I am driven to build transformative medicines that meaningfully change lives. When I encounter a technology that feels elegant yet unconventional—one that requires imagination to see the paradigm shift it could create—I am compelled to help bring it forward. No one is truly trying to cure severe allergies. Millions of people, including children, live with constant vigilance and constraint. I believe we can do more. CAR-T therapy has always held promise, but it has been too complex, costly, and difficult to deploy broadly. With the emergence of in vivo CAR engineering using mRNA and targeted LNP delivery, I see a future where a simple injection could durably eliminate allergic disease. Our approach targets the IgE B-cell receptor, aiming to safely eliminate IgE-producing memory B cells and plasma cells—potentially resetting allergy at its source. The vision is bold, but achievable: prove it can be safe, effective, and scalable, and fundamentally change how we treat allergic disease.

Chapter III

The impact you want to leave behind — for your industry, your community, and the women who come next.
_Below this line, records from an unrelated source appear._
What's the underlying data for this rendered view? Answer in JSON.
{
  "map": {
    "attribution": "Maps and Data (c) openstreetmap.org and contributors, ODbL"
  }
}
I want my legacy to include eliminating unnecessary suffering from severe allergies—but also redefining what leadership looks like in biotech. I hope to help create a future where more female leaders succeed without resorting to toxic politics or power struggles, proving that strength and kindness are not opposites. I want investors to recognize integrity, collaboration, and humanity as markers of enduring value. If we can demonstrate that breakthrough science thrives in cultures built on trust and service, we can shift expectations for what success means—away from individual dominance and toward shared achievement within a community that uplifts and supports its members.